Max Bruch is not exactly one of the Three Bs of classical music: Bach, Beethoven and Brahms.
“I don’t even know if he’d make a second tier of Three Bs,” says Daniel Mason, concertmaster of the Lexington Philharmonic Orchestra.
But Bruch (1838-1920) did write an iconic work: his unique “Violin Concerto No. 1 in G minor.” This month, Lexington has a chance to hear two live performances of this work.
On Friday night, rising violin star Arnaud Sussmann will perform the piece, which was written in 1866, with conductor Scott Terrell and the Lexington Philharmonic. Eight days later, on Feb. 20, international recording star Sarah Chang will play the concerto with conductor John Nardolillo and the University of Kentucky Symphony Orchestra. Chang released a recording of the concerto, along with Johannes Brahms’ Violin Concerto, last year.
To get a little perspective on the piece, I caught up with Mason and his concertmaster counterpart in the UK Symphony, Jessica Miskelly, to talk about the masterwork.
Question: I was looking up the Bruch concerto in iTunes, and there were recordings from Jascha Heifetz to Joshua Bell and everyone in between. Why is it so popular?
Mason: It’s very user-friendly. It’s the kind of piece you can learn for the first time as an advanced student, so for many violinists, it’s one of their early big pieces. That means it’s one of the pieces that tends to be most comfortable for life.
If you set a recipe for a violin concerto, the things that you would want as a violinist are all there in the Bruch concerto. For example, at the beginning of the piece, you don’t have to wait very long to play. When you do play, you play a beautiful, sonorous G-minor melody. It makes it very inviting to play because the sound on the open G-string on the violin is one of the better features of the instrument. So, at the beginning of the piece, it makes you as a player say, “Oh! Nice sound.” …
So you do that thing a little bit, and it lets you warm up and settle down, and then, bit by bit, are layered more demanding things which are written to show off the skill of the player, but not written in a way to be more difficult than they sound. …
It’s interesting that a composer such as Bruch, who is not one of the Three Bs, was able to pack so many good musical ideas into this one piece. If he had spread them out over several pieces, he would be a good composer of that rank. But because he was able to concentrate all those good ideas in one piece, that piece really makes the reputation of the composer. … You wonder, was this person always working below that level, or was he just working way above his level? How did that happen, that one real stroke of genius?

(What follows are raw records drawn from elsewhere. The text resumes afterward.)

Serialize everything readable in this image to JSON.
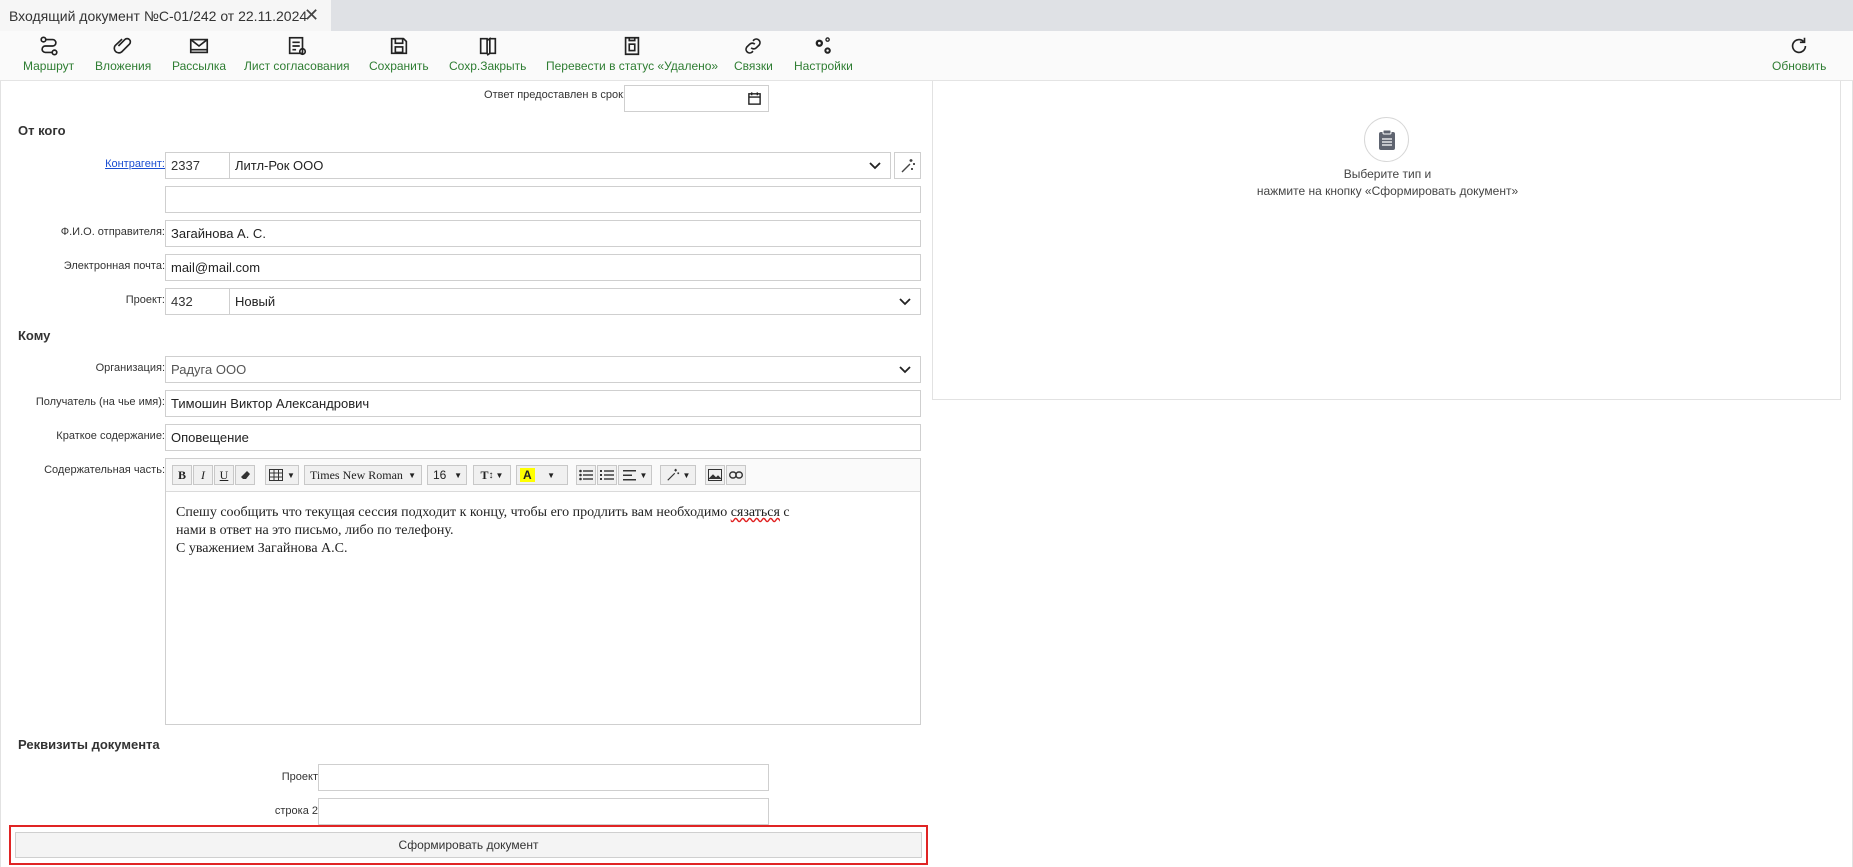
{
  "tab": {
    "title": "Входящий документ №С-01/242 от 22.11.2024"
  },
  "toolbar": {
    "route": "Маршрут",
    "attachments": "Вложения",
    "mailing": "Рассылка",
    "approval_sheet": "Лист согласования",
    "save": "Сохранить",
    "save_close": "Сохр.Закрыть",
    "set_deleted": "Перевести в статус «Удалено»",
    "links": "Связки",
    "settings": "Настройки",
    "refresh": "Обновить"
  },
  "form": {
    "reply_label": "Ответ предоставлен в срок:",
    "reply_value": "",
    "from_section": "От кого",
    "counterparty_label": "Контрагент:",
    "counterparty_code": "2337",
    "counterparty_name": "Литл-Рок ООО",
    "extra_value": "",
    "sender_label": "Ф.И.О. отправителя:",
    "sender_value": "Загайнова А. С.",
    "email_label": "Электронная почта:",
    "email_value": "mail@mail.com",
    "project_label": "Проект:",
    "project_code": "432",
    "project_name": "Новый",
    "to_section": "Кому",
    "org_label": "Организация:",
    "org_value": "Радуга ООО",
    "recipient_label": "Получатель (на чье имя):",
    "recipient_value": "Тимошин Виктор Александрович",
    "summary_label": "Краткое содержание:",
    "summary_value": "Оповещение",
    "content_label": "Содержательная часть:"
  },
  "editor": {
    "bold": "B",
    "italic": "I",
    "underline": "U",
    "font_family": "Times New Roman",
    "font_size": "16",
    "line1_a": "Спешу сообщить что текущая сессия подходит к концу, чтобы его продлить вам необходимо ",
    "line1_b": "сязаться",
    "line1_c": " с",
    "line2": "нами в ответ на это письмо, либо по телефону.",
    "line3": "С уважением Загайнова А.С."
  },
  "requisites": {
    "section": "Реквизиты документа",
    "project_label": "Проект",
    "project_value": "",
    "row2_label": "строка 2",
    "row2_value": ""
  },
  "preview": {
    "line1": "Выберите тип и",
    "line2": "нажмите на кнопку «Сформировать документ»"
  },
  "generate_button": "Сформировать документ"
}
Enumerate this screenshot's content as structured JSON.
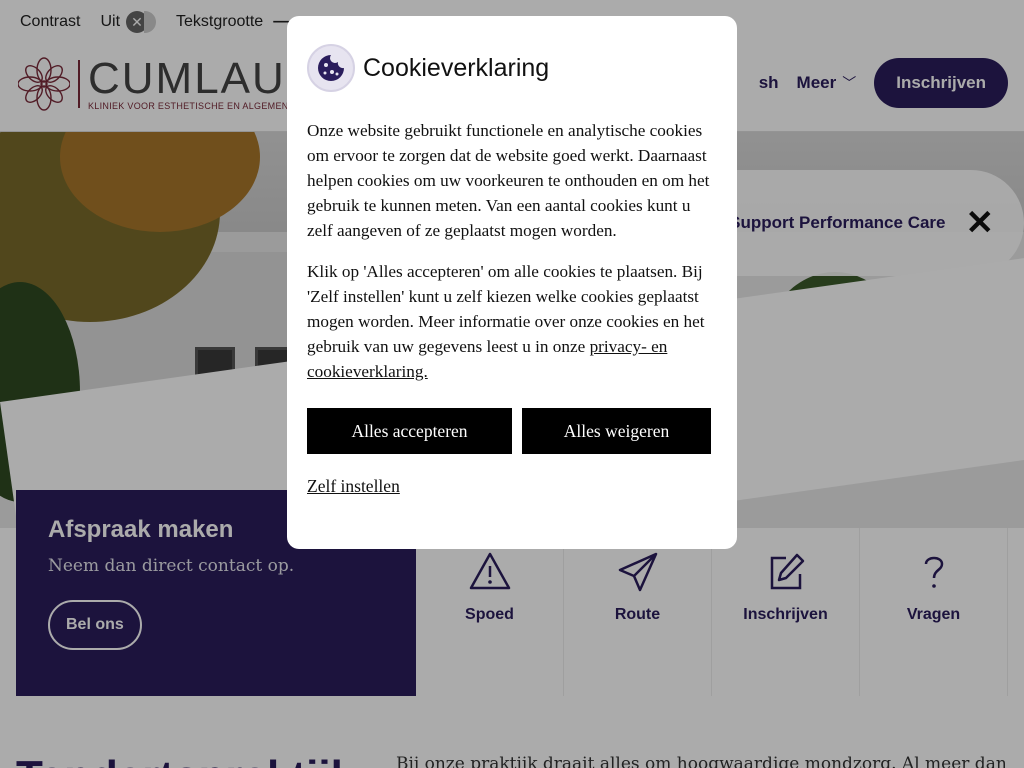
{
  "topbar": {
    "contrast_label": "Contrast",
    "contrast_state": "Uit",
    "textsize_label": "Tekstgrootte",
    "textsize_minus": "—"
  },
  "header": {
    "logo_text": "CUMLAUDE",
    "logo_tagline": "KLINIEK VOOR ESTHETISCHE EN ALGEMENE TANDHEELKUNDE",
    "nav_partial": "sh",
    "nav_more": "Meer",
    "nav_cta": "Inschrijven"
  },
  "hero": {
    "banner_text": "Support Performance Care"
  },
  "appointment": {
    "title": "Afspraak maken",
    "subtitle": "Neem dan direct contact op.",
    "button": "Bel ons"
  },
  "quicklinks": [
    {
      "label": "Spoed",
      "icon": "warning-icon"
    },
    {
      "label": "Route",
      "icon": "paper-plane-icon"
    },
    {
      "label": "Inschrijven",
      "icon": "edit-icon"
    },
    {
      "label": "Vragen",
      "icon": "question-icon"
    }
  ],
  "intro": {
    "heading": "Tandartspraktijk",
    "text": "Bij onze praktijk draait alles om hoogwaardige mondzorg. Al meer dan"
  },
  "cookie_modal": {
    "title": "Cookieverklaring",
    "paragraph1": "Onze website gebruikt functionele en analytische cookies om ervoor te zorgen dat de website goed werkt. Daarnaast helpen cookies om uw voorkeuren te onthouden en om het gebruik te kunnen meten. Van een aantal cookies kunt u zelf aangeven of ze geplaatst mogen worden.",
    "paragraph2_before": "Klik op 'Alles accepteren' om alle cookies te plaatsen. Bij 'Zelf instellen' kunt u zelf kiezen welke cookies geplaatst mogen worden. Meer informatie over onze cookies en het gebruik van uw gegevens leest u in onze ",
    "paragraph2_link": "privacy- en cookieverklaring.",
    "accept_button": "Alles accepteren",
    "reject_button": "Alles weigeren",
    "settings_link": "Zelf instellen"
  },
  "colors": {
    "brand_purple": "#2a1d5c",
    "logo_burgundy": "#7a2a3a",
    "button_black": "#000000"
  }
}
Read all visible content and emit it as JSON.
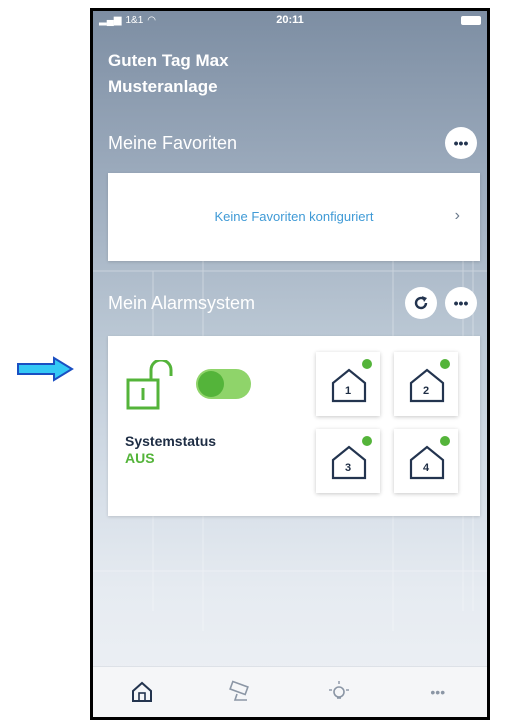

Miskelly: I can still remember the first time that I ever heard the piece. We were driving along in my parents’ car, and it came on halfway through the first movement, and then it went into that gorgeous second movement, and it gripped me. I probably had my mouth open the whole time. And I think it is for that second movement that violinists and audiences keep coming back to it over and over again. The melodic line, I can’t get over. He just wrote a really inspirational piece that I think speaks to many people.
Q: Both of you have played it as soloists. What is it like to play?
Mason: Everybody has recorded it. So the challenge is to play how you as an artist want to present it. Since we were very young, we have heard it over and over again. I am sure I have heard more different violinists’ performances and recordings of that concerto than (of) any other concerto. So to be able to put yourself in a hermetically sealed self and figure out how exactly you want to do it is a challenge.
Q: What are the challenges for the orchestra in playing this piece?
Mason: It’s arguable that there is a passage in the first violin part in the accompaniment by the orchestra which is more technically demanding than anything in the violin solo part.
Being too loud is probably the biggest challenge, both in the melodic sections of the first movement and (in) the second movement. It has this warm, glowing quality about it, because a lot of time the violinist is playing on the middle two strings of the instrument, and the middle two strings are where the projection is more difficult. So the orchestra has to be sensitive to when the violinist is in that range.
Miskelly: The hard part can be to remember that you’re not the soloist, because you can get so into the melodies you can revert into, “This is the Bruch, and I’m the one playing it,” even though you’re really not.
Another thing is being distracted and watching the soloist instead of watching the conductor. That can be slightly challenging for a student orchestra that is excited to have a great soloist here.
Q: For music lovers in town, what kind of opportunity is this to hear an iconic piece like this live, twice, in such quick succession?
Mason: It’s often the case with very, very popular pieces: You don’t get a chance to hear them often. It sounds like a contradiction, but often with soloists coming through with the Lexington Philharmonic over the years, they’ll say, “What about Bruch? Oh, everybody knows Bruch. We should do something less familiar.” So to have two orchestras agree to do a piece that many think is possibly overexposed is unusual.
To find two world-class performances of it in a span of eight days in a relatively small city is probably unique in the country this year.